CAS Blog

COVID-19 in Munich: Experiences from the Corona-Testing-Unit at University Hospital, LMU Munich

Guenter Froeschl, 17 November 2020

Universities play an essential role in COVID-19 control strategies, as they are providing a direct link between patient care, research and public health measures. Political decisions have to be based on evidence, and we are able to contribute to the generation of patient centered evidence. The Tropical Institute of the LMU Hospital is one of the leading institutes in researching and combating COVID-19. Since March 2020 there has been a walk-through test station for which an entire road has been closed. In April 2020, the research project "Prospective COVID-19 Cohort Munich" (KoCo19) was launched at the Tropical Institute. In this study, the spread of SARS-CoV-2 in the Munich population is investigated on the basis of the antibody status. In addition, the Tropical Institute together with CureVac AG is conducting a clinical study to test the new CureVac vaccine against COVID-19, which began recruiting volunteers in June 2020.

We have diagnosed the first five German cases of COVID-19 at our Division of Infectious Diseases and Tropical Medicine at the University Hospital, LMU Munich, starting on 27 January 2020. Within 24 hours of the first positive case we have put in place a COVID-19 Testing Unit (CTU) that started off within our main building, where fortunately there were two upper floors vacant due to reconstructions. After 6 weeks, in agreement with the city of Munich, we could open up a tent structure in Georgenstrasse in front of our main building, a street that was closed down for that purpose, located quite centrally in Munich. This CTU tent is the longest running structure of this kind in Germany. We have tested more than 5000 persons here. At the same time we were engaged in producing Infection Prevention and Control (IPC) guidelines, including donning and doffing guidelines for Personal Protective Equipment (PPE), which have been adopted frequently in- and outside Germany. Due to our rigid IPC measures we have so far not had a single nosocomial infection within our facility, neither amongst staff, nor amongst patients.

Walk-through test center, Tropical Institute of the LMU Hospital

In the course of the German experience of the COVID-19 pandemic, we were able to contribute to IPC measures all along, from the very first case up to this date, through our diagnostic capacity in the CTU as well as through our commitment in several advisory entities. In the meantime we have implemented in an extremely short time a randomized household prevalence study (KoCo19 Study), a study on outbreak dynamics in retirement homes (CORESA Study), and a phase 1 study on safety of a SARS-CoV-2 vaccine candidate, amongst others.

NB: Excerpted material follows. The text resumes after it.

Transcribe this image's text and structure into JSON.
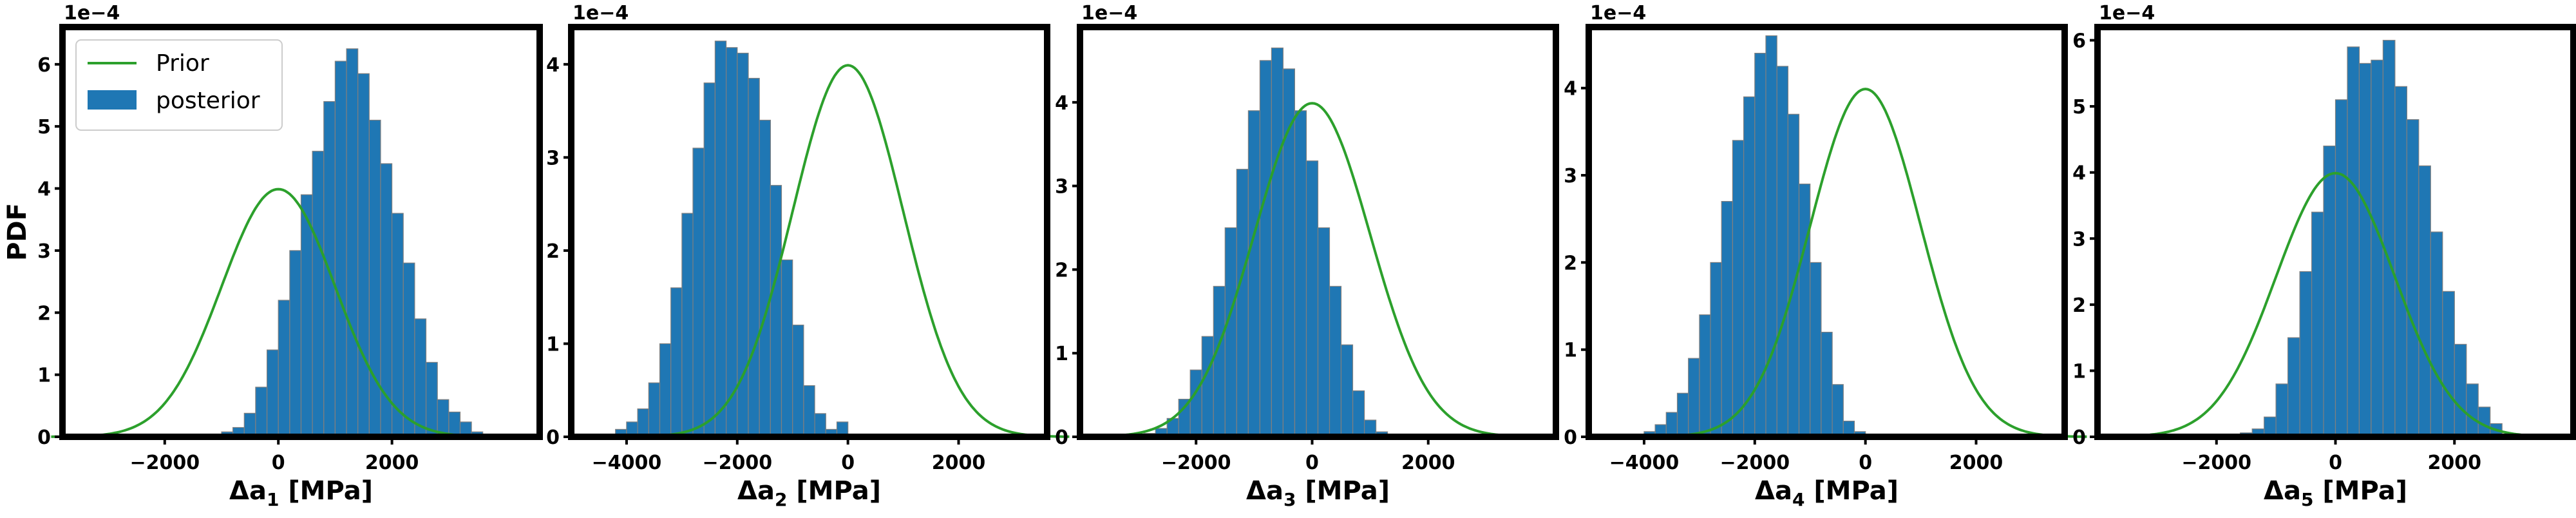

We have noticed a very supportive environment, especially in the beginning of the activities, in cooperation with authorities and the public. However, as time moved on administrative issues became more and more prominent, and today our team of experts is more frequently busy with compiling administrative forms and reports rather than promoting innovation and serving our citizens and patients. Even the persistence of the CTU tent structure has been put to doubt by authorities and individual citizens that at times seem to be more concerned with limitations for motorized vehicle traffic than with infection prevention. I am wondering whether a new full lockdown in the city of Munich would receive equally ample support in the general public as it did in the first place in March 2020.

To me personally the COVID-19 pandemic has very much highlighted pre-existing structural deficits: our weakness in cooperating across administrative borders based on real needs (COVID-19 as crisis of solidarity); but also a systemic disregard for vulnerable populations such as elderly people in retirement homes or people without proper health coverage (COVID-19 as crisis in social cohesion).